|Mural of spot-on J.R.R. Tolkien quote, borrowed from here.|
Dear Lunch Ladies:
I am Seiji, a ten-year-old in Omuro Sensei’s class. I am writing to you about our lunch closing time. Please extend the time for selling lunch so that the fifth graders who come late to lunch will still get food. I have a few reasons for this.
If a kid comes late to the cafeteria there will be no lunch for him. He will either starve, or beg for food from other people, which isn’t very polite. In other words, if he did get lunch he would be eating well and his parents won’t have to be concerned about him starving. If he tells his mom about that he had to starve at school with no food, she would then make his food every day so then you wouldn’t get as much money as before and your profit would go down.

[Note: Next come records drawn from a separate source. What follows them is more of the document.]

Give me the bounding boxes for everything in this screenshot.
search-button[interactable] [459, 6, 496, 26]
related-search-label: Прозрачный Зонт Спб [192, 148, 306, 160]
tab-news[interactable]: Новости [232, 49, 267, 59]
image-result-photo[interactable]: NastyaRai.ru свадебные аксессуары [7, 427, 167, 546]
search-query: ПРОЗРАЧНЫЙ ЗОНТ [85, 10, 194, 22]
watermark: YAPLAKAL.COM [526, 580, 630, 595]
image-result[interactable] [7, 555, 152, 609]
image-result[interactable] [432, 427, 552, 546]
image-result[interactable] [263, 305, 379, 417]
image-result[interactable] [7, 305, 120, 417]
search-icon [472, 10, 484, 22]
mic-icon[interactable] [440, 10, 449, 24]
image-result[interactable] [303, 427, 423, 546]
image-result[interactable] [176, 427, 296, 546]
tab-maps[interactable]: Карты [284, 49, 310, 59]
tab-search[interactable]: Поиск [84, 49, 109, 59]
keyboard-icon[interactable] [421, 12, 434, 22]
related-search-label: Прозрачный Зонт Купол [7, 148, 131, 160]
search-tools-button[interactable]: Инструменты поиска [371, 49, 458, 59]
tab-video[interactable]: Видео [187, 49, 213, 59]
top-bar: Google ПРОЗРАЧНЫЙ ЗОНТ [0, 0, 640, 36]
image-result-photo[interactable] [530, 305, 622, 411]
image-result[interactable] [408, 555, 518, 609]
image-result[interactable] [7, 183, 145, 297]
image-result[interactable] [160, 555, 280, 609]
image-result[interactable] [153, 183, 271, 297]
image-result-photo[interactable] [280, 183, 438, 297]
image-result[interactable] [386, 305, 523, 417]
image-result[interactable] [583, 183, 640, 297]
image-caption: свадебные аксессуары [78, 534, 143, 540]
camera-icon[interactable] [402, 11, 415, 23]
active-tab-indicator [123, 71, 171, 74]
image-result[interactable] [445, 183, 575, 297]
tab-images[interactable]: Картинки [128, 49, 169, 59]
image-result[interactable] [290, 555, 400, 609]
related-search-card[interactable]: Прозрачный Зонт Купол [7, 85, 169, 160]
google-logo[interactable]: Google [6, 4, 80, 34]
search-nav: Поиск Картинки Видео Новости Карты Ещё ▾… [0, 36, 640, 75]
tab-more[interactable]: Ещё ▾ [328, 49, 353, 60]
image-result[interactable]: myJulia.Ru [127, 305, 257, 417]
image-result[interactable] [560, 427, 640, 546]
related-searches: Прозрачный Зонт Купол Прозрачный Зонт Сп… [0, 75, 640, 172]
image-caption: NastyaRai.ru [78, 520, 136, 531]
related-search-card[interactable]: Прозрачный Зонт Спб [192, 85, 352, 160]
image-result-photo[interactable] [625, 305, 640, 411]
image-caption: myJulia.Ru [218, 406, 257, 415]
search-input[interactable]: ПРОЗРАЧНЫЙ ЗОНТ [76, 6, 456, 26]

Another reason is that if he doesn’t get enough food he will not have the energy he needs to study in class. And if he does not pay attention in class he will have to ask the teacher too many questions and will get in trouble with the teacher for not listening, which is not fair because he just didn’t get enough lunch. If he doesn’t listen or notice, he will not know how to do his assignment and would have to call a friend to ask questions. This would probably annoy his friend, especially if there are a lot of questions.
Finally, a student without enough food wouldn’t have the energy to finish his homework. He would either complain to his mom, who may be tired from work, that he’s hungry or just stay up late doing homework. Or he might have to do most of his homework in the morning, especially if he has a lot of activities like sports or music like I do. The next day in school, he would be tired and in P.E. he would try as little as an ant to do the activities, which would affect his grade if this cycle continues daily.
I know that extending lunch may cost the time and extra money. However, the food left over could be eaten by you, or can be put in the refrigerator and be used for another day. This way you can keep the profit, and may save time and money because the food is already cooked.
Again, please take this seriously and extend your time for selling lunch for the good of our grades, energy, and stomachs. Thank you for your time in reading this letter and again, please consider this suggestion as a way to keep the money going.
Epilogue: Seiji's friend, whose parents own a restaurant, wrote a similar letter addressing the quality of the cafeteria's food. If the children are our future, we're in good hands.